Only one day after joking that it would take 20 billion retweets for him to come back to Arizona next season, Allonzo Trier made it clear his return wasn’t quite such a long shot after all.
The sophomore guard announced on Thursday that he will not test the NBA draft process even though he had a chance to be taken in the second round had he come out. Arizona confirmed Trier is instead coming back to the Wildcats next season to try to improve his stock and chase a national title.
“I have thought about it for a while, and I have decided to continue my education and basketball career at Arizona,” Trier told ESPN. “Because of my relationship and faith in Coach [Sean] Miller, the coaching staff and my teammates, I will continue my original goal when I came here — to help lead the team to a national championship.”
The return of Trier makes Arizona a leading candidate to be the preseason No. 1 next fall. The Wildcats will have a nice mix of talent and experience with senior Parker Jackson-Cartwright expected to start at point guard, Trier manning one of the wing spots and 7-foot senior Dusan Ristic and the nation’s second-ranked freshman Deandre Ayton anchoring the frontcourt.
Arizona’s nucleus could get even stronger depending on some decisions that will be made in the coming weeks.
Freshman guard Rawle Alkins, Arizona’s third-leading scorer this past season, declared for the NBA draft earlier this week without hiring an agent, preserving the possibility that he could return to school next year. He’d be an obvious choice to start at wing alongside Trier if he returned.
Arizona is also in heavy pursuit of five-star point guard Trevon Duval and fellow five-star recruit Brian Bowen, a 6-foot-7 small forward also considering Michigan State and Creighton among others. Bowen would be less likely to select the Wildcats if both Alkins and Trier return, but he could be an instant starter if Alkins were to leave.
The future of reserve center Chance Comanche is also unclear. The 7-footer would be a key piece off the bench if he comes back for his junior season, but like Alkins he has declared for the NBA draft without hiring an agent.
Regardless of how all of that turns out, Trier’s return gives Arizona a star around which to build.
After missing 19 games due to a PED-related suspension, Trier came back to average 17.2 points, 5.3 rebounds, 2.7 assists while shooting 39 percent from beyond the arc. The 6-foot-5 sophomore also shared the responsibility of guarding opponents’ top wing scorers along with departing senior Kadeem Allen.

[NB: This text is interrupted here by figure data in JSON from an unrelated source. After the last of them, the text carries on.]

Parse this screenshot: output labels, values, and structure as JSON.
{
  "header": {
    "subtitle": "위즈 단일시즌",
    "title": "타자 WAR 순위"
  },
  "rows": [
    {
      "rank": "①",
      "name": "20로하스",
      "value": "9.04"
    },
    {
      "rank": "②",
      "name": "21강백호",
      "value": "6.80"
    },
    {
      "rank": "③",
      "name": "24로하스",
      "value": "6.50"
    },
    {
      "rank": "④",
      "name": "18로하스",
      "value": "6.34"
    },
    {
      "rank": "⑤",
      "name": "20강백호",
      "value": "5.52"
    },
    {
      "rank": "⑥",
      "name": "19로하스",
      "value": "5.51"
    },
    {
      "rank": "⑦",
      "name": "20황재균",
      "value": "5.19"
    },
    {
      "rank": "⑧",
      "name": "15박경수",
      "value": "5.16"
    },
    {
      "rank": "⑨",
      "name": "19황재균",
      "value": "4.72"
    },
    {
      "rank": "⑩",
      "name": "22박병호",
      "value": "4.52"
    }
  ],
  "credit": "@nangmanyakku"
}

Trier was especially good down the stretch in the regular season when he scored 19 or more points in seven straight games to lead Arizona to a share of the Pac-12 regular season title and the conference tournament championship. He became a little too ball-dominant in the Sweet 16 when the Wildcats squandered a late lead against Xavier and lost when his potential game-winning 3-pointer rimmed out.

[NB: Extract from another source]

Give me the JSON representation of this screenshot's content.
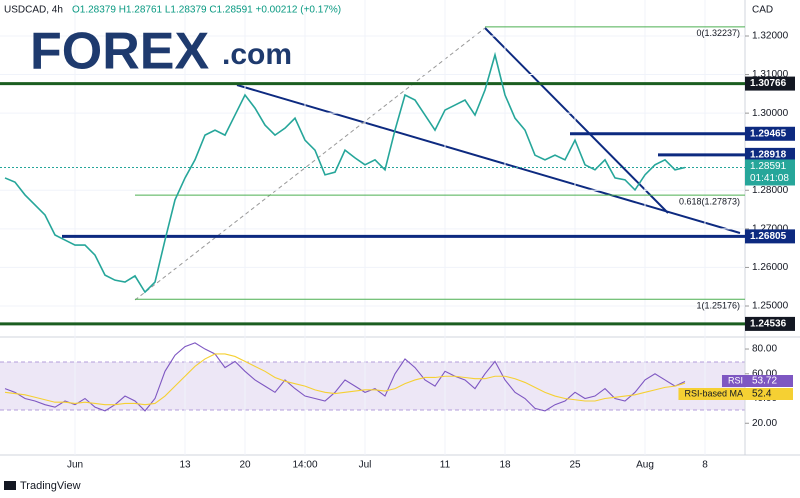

As strong as Trier finished this past season, he’ll be a likely preseason All-American candidate and an early threat to win national player of the year — a goal that is clearly already on his mind. He’ll also have a chance to be the centerpiece of a Wildcats team that will try to get Sean Miller to his first Final Four after so many recent near misses.
Five times in Miller’s eight seasons in Tucson, Arizona has advanced to the second weekend of the NCAA tournament without making the Final Four.
With Trier back, next season could be Miller’s best shot yet.